冒険者との出会い
王都に来てから、剣の先生はいなくなり、森にもいかなくなった私は、暇を持て余していた。
「マリー、近くに魔物の出る森なんてないのかしら」
「お嬢様、せっかく王都に来たのにまたそんなことを・・・でも、屋敷の近くに王国の出入口がありますよね。」
「あら、そうなの?」
王国を出れば、そこは壮大な自然。つまり魔物がいっぱい。出入りには身分が証明できればいい。
「準備しないと」
またマリーが呆れたように笑った。
そしてまた週に一度、魔物を狩りに屋敷を抜け出す日が始まった。
王国の外は草原が広がっており、少し向こうには森も見える。やはり王国の外には図鑑でしか見たことない魔物がいっぱいだった。王国に近いし、草原だし強い魔物もいないのかもしれない。森まで行ってみようかな。
次の週、森まで行ってみた。
森に入ってすぐ、魔物の多さや強さにわくわくする。初めて倒したシルバーウルフの魔石を光に照らして眺めていたら、近くで大きな音がした。
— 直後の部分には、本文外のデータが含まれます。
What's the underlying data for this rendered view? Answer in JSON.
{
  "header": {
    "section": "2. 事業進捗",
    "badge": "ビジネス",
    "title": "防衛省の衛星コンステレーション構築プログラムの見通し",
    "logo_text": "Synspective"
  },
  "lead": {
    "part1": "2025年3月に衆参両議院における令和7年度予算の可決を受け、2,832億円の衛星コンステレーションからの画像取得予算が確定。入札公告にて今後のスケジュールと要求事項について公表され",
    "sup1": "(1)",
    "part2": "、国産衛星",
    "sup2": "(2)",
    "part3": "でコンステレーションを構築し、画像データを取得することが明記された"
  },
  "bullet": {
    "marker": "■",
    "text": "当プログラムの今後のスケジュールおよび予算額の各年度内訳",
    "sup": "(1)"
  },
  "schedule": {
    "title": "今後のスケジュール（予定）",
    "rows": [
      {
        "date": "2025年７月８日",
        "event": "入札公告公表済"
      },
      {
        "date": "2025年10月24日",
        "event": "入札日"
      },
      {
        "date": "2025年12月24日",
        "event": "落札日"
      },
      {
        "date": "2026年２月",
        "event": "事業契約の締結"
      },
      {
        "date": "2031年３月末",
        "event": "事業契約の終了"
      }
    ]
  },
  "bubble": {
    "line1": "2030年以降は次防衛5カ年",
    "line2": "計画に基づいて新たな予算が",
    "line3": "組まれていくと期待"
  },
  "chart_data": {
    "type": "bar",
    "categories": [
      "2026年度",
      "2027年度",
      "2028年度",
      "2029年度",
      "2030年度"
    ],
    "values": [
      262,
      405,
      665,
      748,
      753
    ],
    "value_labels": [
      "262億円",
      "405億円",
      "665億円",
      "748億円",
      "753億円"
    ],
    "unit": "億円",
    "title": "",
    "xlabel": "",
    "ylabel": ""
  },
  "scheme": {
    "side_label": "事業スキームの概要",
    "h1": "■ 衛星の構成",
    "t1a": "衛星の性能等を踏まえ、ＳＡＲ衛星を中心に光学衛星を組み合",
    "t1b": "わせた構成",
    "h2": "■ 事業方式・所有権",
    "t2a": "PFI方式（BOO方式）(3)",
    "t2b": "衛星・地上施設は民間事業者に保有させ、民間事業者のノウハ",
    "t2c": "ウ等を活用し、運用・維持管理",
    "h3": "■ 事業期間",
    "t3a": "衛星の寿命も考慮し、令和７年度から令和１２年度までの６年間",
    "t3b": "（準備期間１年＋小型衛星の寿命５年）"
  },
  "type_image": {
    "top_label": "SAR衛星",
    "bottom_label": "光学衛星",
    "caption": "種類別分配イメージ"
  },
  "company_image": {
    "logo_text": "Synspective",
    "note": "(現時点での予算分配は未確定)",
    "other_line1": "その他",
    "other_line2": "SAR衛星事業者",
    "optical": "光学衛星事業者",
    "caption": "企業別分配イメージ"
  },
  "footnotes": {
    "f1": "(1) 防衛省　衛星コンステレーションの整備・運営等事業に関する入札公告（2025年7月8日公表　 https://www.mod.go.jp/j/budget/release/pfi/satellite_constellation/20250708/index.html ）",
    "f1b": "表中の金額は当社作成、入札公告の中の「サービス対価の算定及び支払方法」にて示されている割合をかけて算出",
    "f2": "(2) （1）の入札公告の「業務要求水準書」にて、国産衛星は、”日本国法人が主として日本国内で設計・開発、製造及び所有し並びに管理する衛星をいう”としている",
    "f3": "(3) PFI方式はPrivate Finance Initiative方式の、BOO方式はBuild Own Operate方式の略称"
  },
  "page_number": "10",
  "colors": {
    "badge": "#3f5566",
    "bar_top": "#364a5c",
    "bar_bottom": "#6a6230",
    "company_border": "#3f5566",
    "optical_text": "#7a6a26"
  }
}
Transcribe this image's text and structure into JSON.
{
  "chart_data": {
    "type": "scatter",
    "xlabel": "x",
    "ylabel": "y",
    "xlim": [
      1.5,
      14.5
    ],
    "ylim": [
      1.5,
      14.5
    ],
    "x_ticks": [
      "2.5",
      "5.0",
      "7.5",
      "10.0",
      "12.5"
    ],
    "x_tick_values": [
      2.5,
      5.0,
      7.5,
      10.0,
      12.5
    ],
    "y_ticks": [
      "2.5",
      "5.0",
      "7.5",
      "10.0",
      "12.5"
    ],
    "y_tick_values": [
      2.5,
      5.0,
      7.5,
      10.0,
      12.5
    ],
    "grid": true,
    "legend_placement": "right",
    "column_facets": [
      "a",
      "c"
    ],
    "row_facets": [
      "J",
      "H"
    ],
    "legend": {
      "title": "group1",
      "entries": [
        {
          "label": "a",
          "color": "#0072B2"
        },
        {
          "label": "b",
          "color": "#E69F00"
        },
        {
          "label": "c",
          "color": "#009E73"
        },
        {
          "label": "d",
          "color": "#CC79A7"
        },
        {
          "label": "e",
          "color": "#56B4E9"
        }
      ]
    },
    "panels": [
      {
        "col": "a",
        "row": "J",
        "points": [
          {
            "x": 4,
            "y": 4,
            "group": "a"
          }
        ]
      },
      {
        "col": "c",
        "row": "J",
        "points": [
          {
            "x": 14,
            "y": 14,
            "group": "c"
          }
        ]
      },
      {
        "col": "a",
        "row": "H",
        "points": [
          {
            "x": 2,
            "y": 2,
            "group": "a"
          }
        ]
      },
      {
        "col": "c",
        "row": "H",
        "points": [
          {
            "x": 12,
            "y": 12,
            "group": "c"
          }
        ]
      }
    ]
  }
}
その方向に行くと、レッドウルフと青年が戦っていた。どうやら、青年は利き手を怪我したようで劣勢だったので、水魔法でレッドウルフを倒した。その青年はずぶぬれになってしまった。
「あ、ごめんなさい。」
「いや、いいんだ。ありがとう。」
同い年ぐらいの青年。手はずいぶんと痛そうだ。どうやらレッドウルフにひっかかれたようだ。でも、勇者様にかんたんに治癒魔法を使うなと言われているからな…
「手、貸してください。」
素直に手を差し出してくれる青年の腕に、持っていた医療キットで処置していく。そもそも完治してあげられるほどの治癒魔法は使えないけど、包帯を巻いた腕を優しく押さえて、今の痛みが和らぐくらいの治癒魔法をかける。治癒魔法は目に見えるものではないから、これぐらいじゃばれないだろう。
「ありがとう。楽になったよ。君は?冒険者?」
「あ、いえ。魔石をコレクションしてる人です。」
「え?魔石を?」
「はい。きれいなので」
「キレイ?」
「はい。」
ほら。とさっき倒したレッドウルフの魔石を見せる。レッドウルフの魔石は5㎝ぐらいあって、輝きがわかりやすい。
「変わった趣味だな・・・」
「そうですかね。」
そういいながらポケットに魔石を入れる。
「ここにはよく来るのか?」
「いえ、あ、でもこれからは通いたいと思います。」
「そうか」
「お前、名前は?」
「ルイーゼです。」
「俺はルーク。今日はありがとう。じゃあ、また。」
また?彼もここによく来るのかな。だったら一緒に行動したいな。